Editorial

Neue Frauen. Neue Politik.

Marie-Josée Kuhn

Marie-Josée Kuhn, Chefredaktorin work

Mit ihrem Song sang sie sich mitten ins Herz der Frauenbewegung: «Neue Männer braucht das Land!» Keine Frauendisco, keine Frauendemo, an denen Ina Deter nicht losgeschmettert hätte: «Ich sprüh’s auf jede Wand: Neue Männer braucht das Land!» Das war in den 1980ern. Und nun, Jahrzehnte später, können wir jubeln: Neue Frauen hat das Land! Und wie: Allein von rot-grüner Seite ziehen 19 neue Frauen ins Bundeshaus ein. Und es könnten noch mehr werden. Nach den zweiten Wahlgängen für den Ständerat: In Zürich, in Bern, in Basel-Land, in Genf und in der Waadt haben Frauen gute Chancen, den Sprung ins Stöckli zu schaffen. So, wie es in Neuenburg schon die 34jährige Grüne Céline Vara geschafft hat. Auf Anhieb! Die Überfliegerin flog schnell und hoch.
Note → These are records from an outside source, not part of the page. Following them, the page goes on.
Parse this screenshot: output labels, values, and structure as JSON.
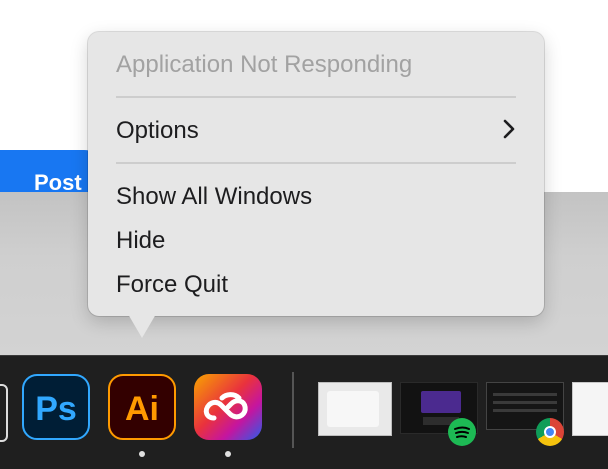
{
  "background": {
    "post_button_label": "Post"
  },
  "context_menu": {
    "header": "Application Not Responding",
    "items": [
      {
        "label": "Options",
        "has_submenu": true
      },
      {
        "label": "Show All Windows"
      },
      {
        "label": "Hide"
      },
      {
        "label": "Force Quit"
      }
    ]
  },
  "dock": {
    "apps": [
      {
        "name": "Photoshop",
        "glyph": "Ps",
        "running": false
      },
      {
        "name": "Illustrator",
        "glyph": "Ai",
        "running": true
      },
      {
        "name": "Creative Cloud",
        "icon": "creative-cloud-icon",
        "running": true
      }
    ],
    "window_thumbnails": [
      {
        "app": "Illustrator",
        "icon": "document-window-icon"
      },
      {
        "app": "Spotify",
        "icon": "spotify-icon"
      },
      {
        "app": "Chrome",
        "icon": "chrome-icon"
      },
      {
        "app": "Document",
        "icon": "document-window-icon"
      }
    ]
  },
  "colors": {
    "post_button": "#1877f2",
    "menu_bg": "#e6e6e6",
    "dock_bg": "#1f1f1f",
    "ps_accent": "#31a8ff",
    "ai_accent": "#ff9a00"
  }
}
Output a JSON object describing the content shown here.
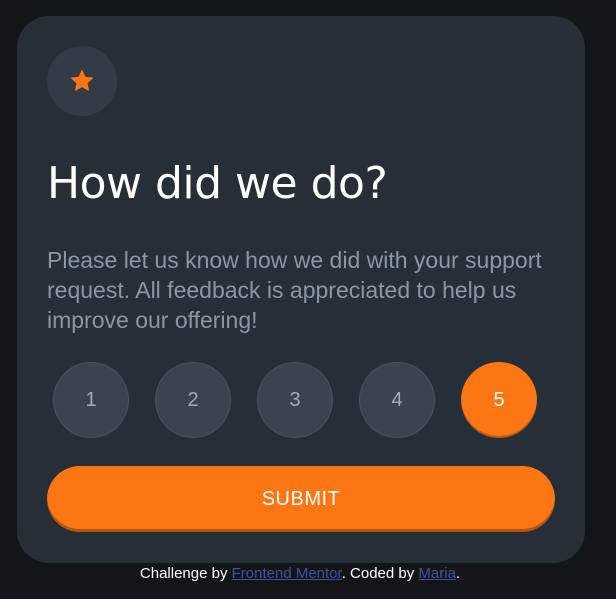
{
  "card": {
    "icon": "star-icon",
    "title": "How did we do?",
    "description": "Please let us know how we did with your support request. All feedback is appreciated to help us improve our offering!"
  },
  "ratings": {
    "options": [
      "1",
      "2",
      "3",
      "4",
      "5"
    ],
    "selected": "5"
  },
  "submit": {
    "label": "SUBMIT"
  },
  "attribution": {
    "prefix": "Challenge by",
    "link1": "Frontend Mentor",
    "middle": ". Coded by",
    "link2": "Maria",
    "suffix": "."
  },
  "colors": {
    "background": "#131518",
    "card": "#262e38",
    "accent": "#fc7613",
    "rating_bg": "#3b4350",
    "text_muted": "#8b96a6",
    "link": "#3e52a3"
  }
}
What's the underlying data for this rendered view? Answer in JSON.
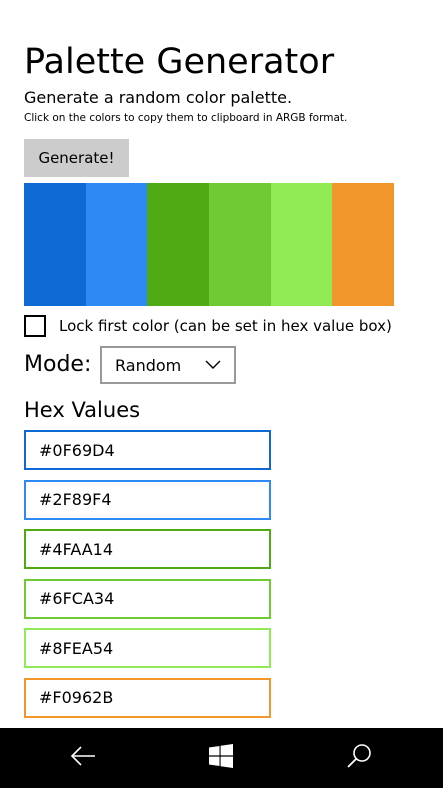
{
  "header": {
    "title": "Palette Generator",
    "subtitle": "Generate a random color palette.",
    "hint": "Click on the colors to copy them to clipboard in ARGB format."
  },
  "generate_button": {
    "label": "Generate!"
  },
  "palette": {
    "colors": [
      "#0F69D4",
      "#2F89F4",
      "#4FAA14",
      "#6FCA34",
      "#8FEA54",
      "#F0962B"
    ]
  },
  "lock": {
    "label": "Lock first color (can be set in hex value box)",
    "checked": false
  },
  "mode": {
    "label": "Mode:",
    "selected": "Random"
  },
  "hex_values": {
    "title": "Hex Values",
    "items": [
      "#0F69D4",
      "#2F89F4",
      "#4FAA14",
      "#6FCA34",
      "#8FEA54",
      "#F0962B"
    ]
  },
  "navbar": {
    "buttons": [
      "back-arrow-icon",
      "windows-start-icon",
      "search-icon"
    ],
    "background": "#000000"
  }
}
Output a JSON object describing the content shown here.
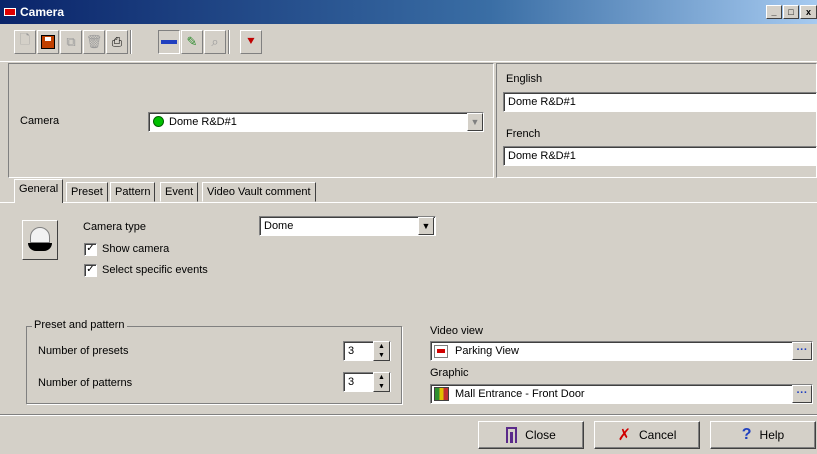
{
  "window": {
    "title": "Camera",
    "controls": [
      "_",
      "□",
      "x"
    ]
  },
  "toolbar": {
    "icons": [
      "new-icon",
      "save-icon",
      "copy-icon",
      "delete-icon",
      "print-icon",
      "minus-icon",
      "link-icon",
      "binoculars-icon",
      "pin-icon"
    ]
  },
  "camera": {
    "label": "Camera",
    "value": "Dome R&D#1",
    "status_color": "#00c000"
  },
  "languages": {
    "english_label": "English",
    "english_value": "Dome R&D#1",
    "french_label": "French",
    "french_value": "Dome R&D#1"
  },
  "tabs": [
    {
      "label": "General",
      "selected": true
    },
    {
      "label": "Preset",
      "selected": false
    },
    {
      "label": "Pattern",
      "selected": false
    },
    {
      "label": "Event",
      "selected": false
    },
    {
      "label": "Video Vault comment",
      "selected": false
    }
  ],
  "general": {
    "camera_type_label": "Camera type",
    "camera_type_value": "Dome",
    "show_camera_label": "Show camera",
    "show_camera_checked": true,
    "select_events_label": "Select specific events",
    "select_events_checked": true
  },
  "preset_pattern": {
    "group_title": "Preset and pattern",
    "presets_label": "Number of presets",
    "presets_value": "3",
    "patterns_label": "Number of patterns",
    "patterns_value": "3"
  },
  "video_view": {
    "label": "Video view",
    "value": "Parking View"
  },
  "graphic": {
    "label": "Graphic",
    "value": "Mall Entrance - Front Door"
  },
  "buttons": {
    "close_label": "Close",
    "cancel_label": "Cancel",
    "help_label": "Help"
  }
}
Und wer weiss, vielleicht macht es ihr ihre Parteichefin Regula Rytz bald schon nach – und fliegt in den Bundesrat.

Endlich weggefegt: die harte rechte Macho-Mehrheit!

RAMBAZAMBA. Und wie die neuen Nationalrätinnen strahlen! Fotos zum Küssen: Die Tessiner Gewerkschafterin Greta Gysin hebt vor lauter Juhu fast ab mit ihrem grünen Schirm. Und die Zürcherin Marionna Schlatter-Schmid muss sich regelrecht am Schämpis-Glas festhalten. Ein wunder­bares Schauen! Und ein ganz anderes als in den letzten vier Jahren harter rechter Macho-Mehrheit im Bundeshaus. Endlich ist sie weggefegt. Und die Linke und die Gewerkschaften sind gestärkt, wie work-Autor ­Clemens Studer in seiner Wahl­analyse zeigt. Dies trotz der bitteren Nicht-Wiederwahl von Unia-Industriechef Corrado Pardini. Gestärkt dank der Klima­bewegung. Und dank der Frauenstreikbewegung. Léonore Porchet zum Beispiel, die neue National­rätin aus der Waadt, war am 14. Juni Streikkoordinatorin. Wie sie kommen etliche der jungen Politikerinnen von der Strasse ins Bundeshaus. Und einmal mehr lehrt uns die Geschichte: Geduld bringt den Frauen keine Rosen. Rambazamba schon.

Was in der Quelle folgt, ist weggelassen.